The sole issue is whether decedent’s will brings this mortgage on the property owned by decedent and petitioner as tenants by the entirety within the parameters of EPTL 3-3.6. The will provides as follows: “all of my legal debts and funeral expenses be paid as soon as may be practicable after my death, except that the payment of any debts secured by a mortgage or pledge of real or personal property may be postponed by my Executor or Executrix in his or her .own discretion.” With it established that in a tenancy by the entirety, a surviving spouse will take the .entire estate when the other spouse dies, “not because of any right of survivorship, but because that spouse remains seized of the whole” (Matter of Violi, 65 NY2d 392, 395 [1985]; see V.R.W., Inc. v Klein, 68 NY2d 560, 563-564 [1986]; Brower v Brower, 226 AD2d 92, 94 [1997]), the estate of the deceased spouse is not deemed to have an interest in the property (see V.R.W., Inc. v Klein, supra at 564; Matter of Violi, supra at 396; Brower v Brower, supra at 94). Since EPTL 3-3.6, by its express language, limits its applicability to property that “is specifically disposed of by will or passes to a distributee” (EPTL 3-3.6 [a]), Surrogate’s Court properly concluded that EPTL 3-3.6 is -not applicable and that the language of decedent’s will did not clearly express an intention otherwise.

Accordingly, petitioner was properly precluded from seeking the satisfaction of this outstanding mortgage from decedent’s estate (see Geldart v Bank of N.Y. & Trust Co., 209 App Div 581, 583 [1924]; Matter of Griffith, 183 Misc 2d 210, 212 [2000]; Matter of Ryan, 44 Misc 2d 477, 478 [1964]; see also Robinson v Bogert, 187 Misc 735, 737-738 [1946], appeal dismissed 271 App Div 1017 [1947]; Matter of Dell, 154 Misc 216, 218-219 [1935]).

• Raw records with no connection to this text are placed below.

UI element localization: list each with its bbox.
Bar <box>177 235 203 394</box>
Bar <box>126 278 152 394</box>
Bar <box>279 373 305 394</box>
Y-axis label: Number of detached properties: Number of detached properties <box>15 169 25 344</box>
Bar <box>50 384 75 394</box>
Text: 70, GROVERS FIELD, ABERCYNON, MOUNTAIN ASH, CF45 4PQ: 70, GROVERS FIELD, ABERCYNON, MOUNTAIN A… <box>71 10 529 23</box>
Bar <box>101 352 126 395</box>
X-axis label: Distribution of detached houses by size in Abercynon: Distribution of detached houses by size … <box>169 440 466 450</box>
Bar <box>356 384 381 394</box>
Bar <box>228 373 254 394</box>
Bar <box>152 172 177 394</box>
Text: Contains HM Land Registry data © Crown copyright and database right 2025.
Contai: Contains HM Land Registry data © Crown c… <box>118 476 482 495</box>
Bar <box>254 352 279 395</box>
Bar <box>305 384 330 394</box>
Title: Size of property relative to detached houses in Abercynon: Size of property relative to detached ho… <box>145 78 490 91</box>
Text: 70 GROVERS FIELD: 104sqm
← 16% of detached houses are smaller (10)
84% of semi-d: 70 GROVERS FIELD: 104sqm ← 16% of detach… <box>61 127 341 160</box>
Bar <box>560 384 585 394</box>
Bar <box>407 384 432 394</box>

Cardona, PJ., Carpinello, Rose and Lahtinen, JJ., concur. Ordered that the order is affirmed, with one bill of costs. 
      
      . It is undisputed that decedent’s most recent will was shredded and burned by petitioner, requiring Surrogate’s Court to admit her previous will to probate.
     
      
      . We note, however, that by the specific provision in this will, had petitioner defaulted on the mortgage upon decedent’s death, the holder of the mortgage could seek payment from decedent’s estate if the amount obtained in foreclosure did not satisfy the debt in full (see Jemzura v Jemzura, 36 NY2d 496, 501-502 [1975]).